Working at AvePoint, I have had a lot of conversations about backups and archives. AvePoint makes solutions for both but, often as not, these conversations have a detour that runs something like this:
“Senior management doesn’t see a need for a records solution, because we’re backing up every day.”
“For now we’re not bothering with backups, we just declare everything to be a record.”
Oy. It’s occasions like these that I reach out for a simple explanation or analogy that helps delineate the distinction between the two. Lack of Surprise! Others have written about this as well, such as this pitch page from Solar Winds MSP, who put it very well:
An archive is a collection of historical records that are kept for long-term retention and used for future reference. Typically, archives contain data that is not actively used.

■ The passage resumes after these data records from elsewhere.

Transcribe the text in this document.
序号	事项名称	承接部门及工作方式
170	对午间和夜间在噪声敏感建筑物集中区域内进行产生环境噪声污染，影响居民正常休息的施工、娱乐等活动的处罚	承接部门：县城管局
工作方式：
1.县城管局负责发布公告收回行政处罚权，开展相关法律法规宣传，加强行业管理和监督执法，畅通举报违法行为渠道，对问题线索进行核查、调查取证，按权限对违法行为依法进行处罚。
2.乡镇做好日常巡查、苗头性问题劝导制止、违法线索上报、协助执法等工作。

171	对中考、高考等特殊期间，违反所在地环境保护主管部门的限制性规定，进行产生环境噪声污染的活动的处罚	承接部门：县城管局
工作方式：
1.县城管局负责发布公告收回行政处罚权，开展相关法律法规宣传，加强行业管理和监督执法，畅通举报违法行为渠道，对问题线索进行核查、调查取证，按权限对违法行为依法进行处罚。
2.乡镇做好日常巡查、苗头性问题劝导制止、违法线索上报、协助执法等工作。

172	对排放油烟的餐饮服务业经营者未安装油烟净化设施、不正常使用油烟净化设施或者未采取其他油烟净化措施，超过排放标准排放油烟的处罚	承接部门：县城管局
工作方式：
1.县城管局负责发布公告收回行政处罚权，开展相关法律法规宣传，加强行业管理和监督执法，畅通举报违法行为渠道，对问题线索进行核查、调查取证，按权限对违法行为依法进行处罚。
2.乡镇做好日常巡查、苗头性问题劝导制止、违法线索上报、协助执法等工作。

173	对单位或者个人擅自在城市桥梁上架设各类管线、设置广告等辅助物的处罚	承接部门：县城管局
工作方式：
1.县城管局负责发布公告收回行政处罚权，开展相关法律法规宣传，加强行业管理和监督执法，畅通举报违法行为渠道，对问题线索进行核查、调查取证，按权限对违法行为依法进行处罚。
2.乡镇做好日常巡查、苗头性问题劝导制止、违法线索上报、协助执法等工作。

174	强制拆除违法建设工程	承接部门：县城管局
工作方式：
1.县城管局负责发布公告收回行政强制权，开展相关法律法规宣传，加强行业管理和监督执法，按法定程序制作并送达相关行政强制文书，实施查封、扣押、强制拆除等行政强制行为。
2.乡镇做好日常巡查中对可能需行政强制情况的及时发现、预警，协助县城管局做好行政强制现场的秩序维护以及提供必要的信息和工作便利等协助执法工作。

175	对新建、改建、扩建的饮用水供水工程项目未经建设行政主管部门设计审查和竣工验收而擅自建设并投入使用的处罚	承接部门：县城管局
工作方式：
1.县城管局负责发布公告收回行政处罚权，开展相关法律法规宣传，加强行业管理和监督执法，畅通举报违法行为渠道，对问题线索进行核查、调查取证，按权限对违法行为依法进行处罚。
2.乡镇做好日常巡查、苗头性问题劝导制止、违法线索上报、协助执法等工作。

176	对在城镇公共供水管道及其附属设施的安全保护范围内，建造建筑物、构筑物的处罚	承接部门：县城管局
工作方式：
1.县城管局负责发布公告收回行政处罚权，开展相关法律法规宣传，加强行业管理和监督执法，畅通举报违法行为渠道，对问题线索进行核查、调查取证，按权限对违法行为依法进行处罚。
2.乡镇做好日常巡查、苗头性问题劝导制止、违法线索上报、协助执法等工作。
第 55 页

A backup is a copy of a set of data, while an archive holds original data that has been removed from its original location.https://www.solarwindsmsp.com/content/backup-archive
Archives and Backups are not the same thing.
A key element of records is “immutability”. The content did not, could not, was not changed once it was archived. It is a record. It is a defined representation of data at the point in time it was declared to be a record. Saying “it’s a record until I modify it” does not count.
This distinction is blurred at the consumer level because, for most of us, the content we are backing up isn’t going to change. I have thousands of photos, tens of thousands of songs, and probably hundreds of documents on my computer at home. They do not change.
Because I work primarily with enterprise customers, and primarily in the world of SharePoint and SharePoint Online, I’ll add a couple of more concrete examples from those spaces.
In SharePoint, I might have a site collection that has several Word and Excel documents that my team works on. Let’s say we’re a finance team working on quarter-end reports, using realtime co-authoring to consolidate a lot of information from multiple documents.
A backup would be called for if, let’s say, someone accidentally deleted one or more of these files, or more likely, accidentally deleted large swaths of data or formulas or worksheets within those files. We need that data back so that we can continue working on it.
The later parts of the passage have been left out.